Resorts World recently cut staff in its gaming business

Singapore casinos shift bets to mass market

2016-06-21
Reading time 3:22 min
The newly opened restaurant at Singapore’s Resorts World, the complex best known for its 15,000 sq m casino, is billed as Asia’s first Michelin chef showcase. The move is part of efforts to attract new customers and shore up sagging profits as Asia’s second-biggest gambling hub feels the pain of China’s anti-corruption drive and economic slowdown.

That slump was underlined this month when Resorts World announced it was cutting staff in its gaming business — a move necessary to “stay relevant in this challenging market”, it said in a statement.

Big-betting Chinese gamblers drive earnings at casinos across the region but they have scaled back their activity over the past two years in light of President Xi Jinping’s crackdown on graft and extravagance, as well as the impact of slowing mainland economic growth.

Gross gaming revenue in Macau, the Chinese territory that is the world’s biggest casino centre by revenue, dropped 10 per cent in May to $2.3bn from the same period a year earlier, dwindling for a 25th straight month.

The pressures on Singapore’s casino add to suggestions that, for now, other markets are suffering the fallout from the China slowdown

Crown Resorts, the Australian gambling group controlled by billionaire James Packer, is spinning off its international investments into a separate company, partly to insulate its domestic business from the Macau slowdown.

Industry analysts have been debating whether the China clampdown will drive business to casinos elsewhere in Asia or simply shrink the size of the Chinese VIP betting market across the region.

The pressures on Singapore’s casino add to suggestions that, for now, other markets are suffering the fallout from the China slowdown.

Net profit at Resorts World’s owner Genting Singapore, which is controlled by Malaysia’s Lim family, fell 70 per cent last year to S$193m, the smallest profit since the casino opened in 2010.

The business, like rival Marina Bay Sands, has been squeezed by the anti-corruption crackdown and a surge in bad debt as unlucky gamblers leave without paying up.

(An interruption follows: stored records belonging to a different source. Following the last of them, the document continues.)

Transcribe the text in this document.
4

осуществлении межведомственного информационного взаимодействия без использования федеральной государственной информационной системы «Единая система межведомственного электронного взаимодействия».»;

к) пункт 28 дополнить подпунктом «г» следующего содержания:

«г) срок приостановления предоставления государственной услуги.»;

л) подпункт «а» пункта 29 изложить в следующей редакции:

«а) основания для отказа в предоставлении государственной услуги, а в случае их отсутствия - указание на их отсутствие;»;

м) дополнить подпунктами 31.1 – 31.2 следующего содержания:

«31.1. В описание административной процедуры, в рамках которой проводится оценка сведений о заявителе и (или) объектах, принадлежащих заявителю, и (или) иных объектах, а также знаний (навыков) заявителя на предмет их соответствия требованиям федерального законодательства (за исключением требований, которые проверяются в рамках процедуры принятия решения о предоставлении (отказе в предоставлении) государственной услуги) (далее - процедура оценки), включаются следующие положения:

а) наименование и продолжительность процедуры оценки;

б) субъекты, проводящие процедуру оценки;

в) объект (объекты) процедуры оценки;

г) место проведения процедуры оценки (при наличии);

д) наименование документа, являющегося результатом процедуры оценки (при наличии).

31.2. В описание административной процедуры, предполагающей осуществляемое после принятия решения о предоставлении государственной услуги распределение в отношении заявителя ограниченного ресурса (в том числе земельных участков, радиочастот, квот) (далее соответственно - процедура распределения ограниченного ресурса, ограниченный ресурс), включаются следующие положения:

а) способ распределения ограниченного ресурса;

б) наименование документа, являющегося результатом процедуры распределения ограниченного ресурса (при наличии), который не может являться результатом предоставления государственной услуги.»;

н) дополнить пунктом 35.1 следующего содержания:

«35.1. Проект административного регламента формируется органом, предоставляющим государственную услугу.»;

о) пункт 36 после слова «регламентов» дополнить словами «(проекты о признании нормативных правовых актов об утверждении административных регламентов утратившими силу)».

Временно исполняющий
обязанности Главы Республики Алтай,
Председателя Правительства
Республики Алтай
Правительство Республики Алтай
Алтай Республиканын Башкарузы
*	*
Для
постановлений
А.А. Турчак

Casino revenue at Marina Bay Sands, owned by Sheldon Adelson’s Las Vegas Sands, dropped 10 per cent year on year in 2015.

Tushar Mohata, analyst at Nomura, predicts the Singapore casino slump is bottoming out

The debt burden on Singapore casinos — Genting Singapore took a S$270m loss on trade receivables last year, up from S$262m the year before — contrasts with Macau, where casinos are more insulated from their gamblers’ misfortunes by using middlemen known as junket operators who provide credit to customers and collect debt.

Tushar Mohata, analyst at Nomura, predicts the Singapore casino slump is bottoming out, citing data showing the volume of VIP play at Genting stabilizing at S$8.5bn per quarter following a sharp drop immediately after the launch of China’s anti-corruption crackdown in 2014.

Non-gaming revenues at Genting’s Resorts World remain healthy, down only marginally from S$653m in 2014 to S$650m in 2015. Resorts World, based on the island of Sentosa off Singapore, also operates the Universal Studios theme park, an aquarium, hotels and restaurants.

Mr Mohata says: “Genting is doing quite well in non-gaming revenue. Marina Bay Sands hasn’t added any capacity since its hotel opened, but last year Genting opened a new hotel in Jurong — it’s a little further away from Sentosa, but the average room rate is lower and it appeals to the budget-conscious traveller.”

Compared with the VIP sector, the mass market has not been as squeezed by the anti-graft drive as these travellers tend to be from other Southeast Asian countries, analysts say — though the weakening of regional currencies including the Malaysian ringgit will make it more expensive for tourists from neighbouring countries to visit Singapore

Jessalynn Chen, analyst at CIMB, says Resorts World is attempting to shift away from the VIP business to focus more on mass-market gamblers.

That mirrors moves in Macau, where the casino operators have also closed VIP rooms and opened new hotels and tourist attractions in an attempt to attract a wider customer base.

“They have been redeploying [staff] who used to work in the VIP business, to the mass-market segment,” Ms Chen says. “They’re also trying to bring in new customers with promotions such as bringing in Michelin-starred chefs.”

Compared with the VIP sector, the mass market has not been as squeezed by the anti-graft drive as these travellers tend to be from other Southeast Asian countries, analysts say — though the weakening of regional currencies including the Malaysian ringgit will make it more expensive for tourists from neighbouring countries to visit Singapore.

Still, Singapore’s casinos are likely to continue to face pressure from intensifying international competition for high-spending Chinese tourists. Hong-Kong-listed Imperial Pacific has opened a casino in Saipan, a US-administered Pacific island, while casino businesses are expanding in South Korea and Vietnam.

Grant Govertsen, head of Asia equity research at Union Gaming, says: “There’s plenty of supply coming on. The pie is not going to get much bigger and it’s going to be cut into more slices.”